Réforme fiscale US et actions / vu des marches

Donald Trump se livre à une véritable course contre la montre pour faire adopter son projet de réforme fiscale avant la fin de l’année. Le Sénat doit maintenant voter sa propre version du projet de loi, une véritable gageure pour la fragile majorité républicaine (52-48).

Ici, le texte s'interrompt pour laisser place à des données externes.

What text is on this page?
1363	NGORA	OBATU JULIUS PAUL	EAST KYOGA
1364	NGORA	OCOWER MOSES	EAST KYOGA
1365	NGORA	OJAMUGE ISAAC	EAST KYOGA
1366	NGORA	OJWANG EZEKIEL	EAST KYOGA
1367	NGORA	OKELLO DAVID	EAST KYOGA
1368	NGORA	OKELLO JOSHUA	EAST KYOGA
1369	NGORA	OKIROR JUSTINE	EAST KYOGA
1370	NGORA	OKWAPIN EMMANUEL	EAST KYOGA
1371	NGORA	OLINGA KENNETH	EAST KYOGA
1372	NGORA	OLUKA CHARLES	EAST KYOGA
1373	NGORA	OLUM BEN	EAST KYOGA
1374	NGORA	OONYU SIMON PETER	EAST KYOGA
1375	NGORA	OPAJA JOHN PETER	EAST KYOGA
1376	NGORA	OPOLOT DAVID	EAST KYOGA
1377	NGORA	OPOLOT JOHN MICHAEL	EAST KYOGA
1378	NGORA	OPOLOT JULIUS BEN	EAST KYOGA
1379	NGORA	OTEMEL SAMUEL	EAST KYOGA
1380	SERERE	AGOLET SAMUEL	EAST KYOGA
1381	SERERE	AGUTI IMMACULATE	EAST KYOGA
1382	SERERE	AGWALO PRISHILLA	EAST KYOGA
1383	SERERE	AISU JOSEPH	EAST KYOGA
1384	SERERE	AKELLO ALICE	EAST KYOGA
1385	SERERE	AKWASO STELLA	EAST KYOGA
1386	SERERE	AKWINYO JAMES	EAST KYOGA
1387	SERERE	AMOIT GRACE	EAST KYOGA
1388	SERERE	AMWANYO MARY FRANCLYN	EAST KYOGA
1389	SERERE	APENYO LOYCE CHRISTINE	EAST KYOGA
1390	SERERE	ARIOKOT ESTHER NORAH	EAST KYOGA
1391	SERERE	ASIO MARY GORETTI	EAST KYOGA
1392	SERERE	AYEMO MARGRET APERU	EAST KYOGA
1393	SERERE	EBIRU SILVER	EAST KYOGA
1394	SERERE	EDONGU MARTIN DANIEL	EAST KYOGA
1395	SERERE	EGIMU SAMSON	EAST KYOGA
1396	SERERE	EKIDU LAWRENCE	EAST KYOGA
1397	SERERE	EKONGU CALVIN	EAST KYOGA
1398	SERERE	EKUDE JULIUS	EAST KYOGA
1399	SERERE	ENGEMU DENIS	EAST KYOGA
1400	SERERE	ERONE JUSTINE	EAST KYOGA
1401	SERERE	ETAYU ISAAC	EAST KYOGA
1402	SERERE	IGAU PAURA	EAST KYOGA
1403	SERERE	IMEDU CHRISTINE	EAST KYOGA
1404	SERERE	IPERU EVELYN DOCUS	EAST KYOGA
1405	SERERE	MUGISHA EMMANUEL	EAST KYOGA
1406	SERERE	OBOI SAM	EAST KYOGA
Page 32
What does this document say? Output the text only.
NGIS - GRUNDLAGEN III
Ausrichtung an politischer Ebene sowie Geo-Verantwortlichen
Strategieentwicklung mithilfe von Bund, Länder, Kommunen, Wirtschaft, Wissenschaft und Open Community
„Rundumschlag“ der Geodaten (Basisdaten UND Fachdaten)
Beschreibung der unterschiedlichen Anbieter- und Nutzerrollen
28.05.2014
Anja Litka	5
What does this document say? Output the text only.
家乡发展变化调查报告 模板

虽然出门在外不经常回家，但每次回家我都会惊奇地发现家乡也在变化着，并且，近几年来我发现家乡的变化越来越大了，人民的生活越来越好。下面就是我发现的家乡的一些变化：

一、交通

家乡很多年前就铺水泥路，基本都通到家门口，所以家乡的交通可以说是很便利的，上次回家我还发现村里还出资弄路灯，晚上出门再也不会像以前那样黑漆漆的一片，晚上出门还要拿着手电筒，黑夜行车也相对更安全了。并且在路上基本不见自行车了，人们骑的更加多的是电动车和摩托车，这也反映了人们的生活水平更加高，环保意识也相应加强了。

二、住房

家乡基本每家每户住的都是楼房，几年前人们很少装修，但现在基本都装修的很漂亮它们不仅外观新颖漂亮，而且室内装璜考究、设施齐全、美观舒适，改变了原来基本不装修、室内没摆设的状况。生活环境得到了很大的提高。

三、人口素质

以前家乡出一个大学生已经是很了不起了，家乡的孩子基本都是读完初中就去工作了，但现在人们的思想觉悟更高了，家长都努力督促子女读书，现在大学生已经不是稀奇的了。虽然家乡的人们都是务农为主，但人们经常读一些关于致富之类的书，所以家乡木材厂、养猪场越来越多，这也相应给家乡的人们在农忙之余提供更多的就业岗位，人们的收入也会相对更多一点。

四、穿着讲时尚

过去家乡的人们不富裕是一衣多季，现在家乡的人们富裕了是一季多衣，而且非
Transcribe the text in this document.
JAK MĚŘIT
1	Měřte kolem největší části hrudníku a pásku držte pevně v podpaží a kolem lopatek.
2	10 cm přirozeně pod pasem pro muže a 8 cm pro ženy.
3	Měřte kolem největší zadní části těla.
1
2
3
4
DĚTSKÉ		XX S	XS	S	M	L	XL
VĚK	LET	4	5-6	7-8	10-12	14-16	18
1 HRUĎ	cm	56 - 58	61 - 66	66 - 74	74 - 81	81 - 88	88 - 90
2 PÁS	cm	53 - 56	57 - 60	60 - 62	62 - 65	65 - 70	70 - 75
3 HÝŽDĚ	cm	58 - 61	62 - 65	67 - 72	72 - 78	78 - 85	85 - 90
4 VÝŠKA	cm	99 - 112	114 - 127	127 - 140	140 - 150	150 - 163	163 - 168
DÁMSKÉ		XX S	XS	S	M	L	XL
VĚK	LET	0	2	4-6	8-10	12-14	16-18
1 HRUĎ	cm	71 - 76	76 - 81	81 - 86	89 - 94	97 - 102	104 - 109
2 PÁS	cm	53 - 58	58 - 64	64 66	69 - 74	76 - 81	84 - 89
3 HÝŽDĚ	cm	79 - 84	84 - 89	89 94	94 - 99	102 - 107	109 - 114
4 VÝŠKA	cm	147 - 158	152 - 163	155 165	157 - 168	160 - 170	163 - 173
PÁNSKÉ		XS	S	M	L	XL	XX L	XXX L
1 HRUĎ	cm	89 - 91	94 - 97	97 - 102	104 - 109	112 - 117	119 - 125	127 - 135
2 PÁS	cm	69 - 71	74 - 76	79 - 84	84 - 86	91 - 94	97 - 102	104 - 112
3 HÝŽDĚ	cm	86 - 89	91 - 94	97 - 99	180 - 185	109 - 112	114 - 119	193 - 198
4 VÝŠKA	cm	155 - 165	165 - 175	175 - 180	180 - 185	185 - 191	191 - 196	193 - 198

Selon JP Morgan (JPM), le marché évalue à 20-30% les chances qu’une réforme soit adoptée dans un avenir proche. La banque américaine y voit quant à elle une plus grande probabilité compte tenu de l’accélération du processus observée récemment. Si ces réformes venaient à voir le jour, elles auraient, selon toute vraisemblance, un impact positif sur les actions. Le débat est déjà source d’agitation au niveau des prix, même si les effets positifs supposés des réformes ne se reflètent pas encore dans les prévisions de bénéfices. Pour le S&P500, les analystes tablent sur une croissance des bénéfices de 12,4% en 2018. Selon JPM, la réforme fiscale pourrait venir gonfler ce chiffre de 8%. Voilà qui donnerait un véritable coup de fouet aux marchés actions.

La réforme attendue vise à ramener l’impôt sur les sociétés à 20%. Les grands bénéficiaires seraient les sociétés implantées aux Etats-Unis, qui se voient appliquer actuellement un taux effectif d’imposition (TEI) élevé, par opposition aux multinationales américaines qui réalisent une large part de leurs bénéfices à l’étranger (sociétés technologiques, pharmaceutiques, consommation de base), et qui bénéficient d’un TEI plus faible.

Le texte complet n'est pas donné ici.